Apprivoiser le dragon : portraits de fantômes chinois
« 10 moments » de Wenhua Shi (Chine, Etats-Unis – 2011)
Terre noire, vaste ciel. Une atmosphère surnaturelle éveille une ambiance de « documents interdits ». Un homme marche, une caméra avance. Le pas paraît lourd, le souffle court. Entravés par des aspérités au sol, le bruissement d’un vent sans oxygène. Sous un soleil aux airs glacés, des ossements blancs, bouts de crânes et autres vestiges d’Homme. Presque par hasard. Des dépouilles abandonnées là, quelque part entre la poussière et l’horizon, avec la nature absolue pour dernière sépulture. Déni de l’humain jusque dans la mort même, choc de la barbarie à propos duquel Georges Hyvernaud écrivait dans La peau et les os : « Devant un cadavre inconnu, on rêve, on se répète de vieux mots. Mais quand c’est des morts par pleines charretées, par pleines fosses, et toute la journée, et pendant des jours et des jours, alors, il n’y a plus pour cela de mots ni d’idées. On ne peut plus que regarder. » Pas de mots donc. Mais un regard.
« Dalinuoer » de Nan Ma (Chine – 2010)
Plus que de témoigner, il s’agit peut-être juste ici d’être présent, de voir ce qui est devant. En 2005, en repérages pour son long métrage Le Fossé, Wang Bing parcourt clandestinement le désert de Gobi, exactement là où périrent des milliers d’accusés de « crimes droitiers » dans un « camp de rééducation par le travail » instauré par le régime communiste à la fin des années 50. Pour donner corps à ces victimes oubliées – et souvent tues aujourd’hui encore – de la répression, le cinéaste, coutumier des réalisations DV, convoque lui-même un fantôme de cinéma, la bobine 35 mm. Presque par hasard aussi. Un ami artiste ayant laissé chez lui environ une heure de pellicule vierge. En 2014, numérisées et montées, ces archives deviennent les 25 minutes de Traces, nouvel opus de la dignité restituée qu’il consacre depuis 2003 aux gens et paysages voués à disparaître. Son entêtement noble et discret, au service de l’autre et dénué de tout voyeurisme, le range maintenant parmi les plus grands réalisateurs vivants et lui a valu récemment les honneurs d’une rétrospective au Centre Pompidou.
« See Tiger Together » de Zhou Xiaorao (Chine – 2013)

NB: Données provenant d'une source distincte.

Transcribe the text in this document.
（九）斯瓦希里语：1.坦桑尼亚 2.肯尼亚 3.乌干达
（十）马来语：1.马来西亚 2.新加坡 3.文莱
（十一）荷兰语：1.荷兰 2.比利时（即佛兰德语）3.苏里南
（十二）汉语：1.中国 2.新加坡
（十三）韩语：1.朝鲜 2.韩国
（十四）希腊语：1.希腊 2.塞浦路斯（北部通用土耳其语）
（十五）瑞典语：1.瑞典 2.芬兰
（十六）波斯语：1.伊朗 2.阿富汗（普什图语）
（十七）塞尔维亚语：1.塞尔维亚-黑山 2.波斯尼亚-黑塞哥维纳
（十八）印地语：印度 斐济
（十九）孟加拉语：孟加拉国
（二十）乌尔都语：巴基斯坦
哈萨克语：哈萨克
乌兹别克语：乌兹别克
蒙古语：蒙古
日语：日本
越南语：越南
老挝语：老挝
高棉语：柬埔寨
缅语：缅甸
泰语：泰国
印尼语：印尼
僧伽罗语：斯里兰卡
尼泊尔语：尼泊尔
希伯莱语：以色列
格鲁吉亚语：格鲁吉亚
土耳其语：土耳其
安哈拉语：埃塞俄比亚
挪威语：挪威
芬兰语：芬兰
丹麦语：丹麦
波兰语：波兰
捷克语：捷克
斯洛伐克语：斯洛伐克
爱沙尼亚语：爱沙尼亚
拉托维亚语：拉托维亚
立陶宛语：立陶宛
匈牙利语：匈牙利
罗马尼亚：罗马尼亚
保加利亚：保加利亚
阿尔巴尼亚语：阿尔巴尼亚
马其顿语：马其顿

Courtes focales, plans larges, près des silhouettes et des visages. Enfants de la vérité documentaire de Wang Bing ou de l’ampleur contemplative de Jia Zhang-ke (Still Life, A Touch of Sin), les courts métragistes chinois de ces dernières années font également œuvre d’archéologie du vivant, toujours à la frontière entre reportage et fiction. Underground parfois, cachés des autorités souvent, ils déblaient l’avenir et esquissent en direct le portrait d’une Chine ultra-contemporaine. Convertie dorénavant au libéralisme sauvage, à l’exigence de réussite avec son lot de déshérités, la Chine, pays à l’échelle d’un continent, réunit toutes les variations sociologiques, politiques, économiques, géographiques, ethniques ou religieuses imaginables. Sur un unique écran, se retrouve condensée cette gamme infinie d’espaces et de temps. Identité multiple saisie en bloc telle une découpe géologique. L’immensité minérale d’une crête de montagne répond à celle aride des mégalopoles, le passé et le présent se confondent en une accélération qui emporte avec elle des générations en errance. Ainsi, principes et traditions s’oublient en silence dans, par exemple, The True Story of Ah Poon de Ho Tat Tsim ; une fratrie se déchire – avant de s’enlacer – autour des élans démocratiques à Hong Kong dans 6th March de Chun Wong ; On the Way to the Sea de Tao Gu (prix spécial du jury Labo 2011) entonne avec pudeur un chant lointain en hommage aux disparus du séisme ayant frappé le district de Wenchuan le 12 mai 2008 ; en scintillements, calligraphies et surimpressions, les animations à l’encre de Sun Xun dessinent la cosmologie d’un empire en mutation. Toutes les strates accumulées en cet instant figé sous les yeux de ceux qui en sont tout à la fois les héritiers et les acteurs exhalent au final un sentiment d’humilité, de résignation frondeuse, de recentrement sur l’humain au cœur de chaque image. Trouver l’essence même de la vie dans un paysage, un objet, un visage.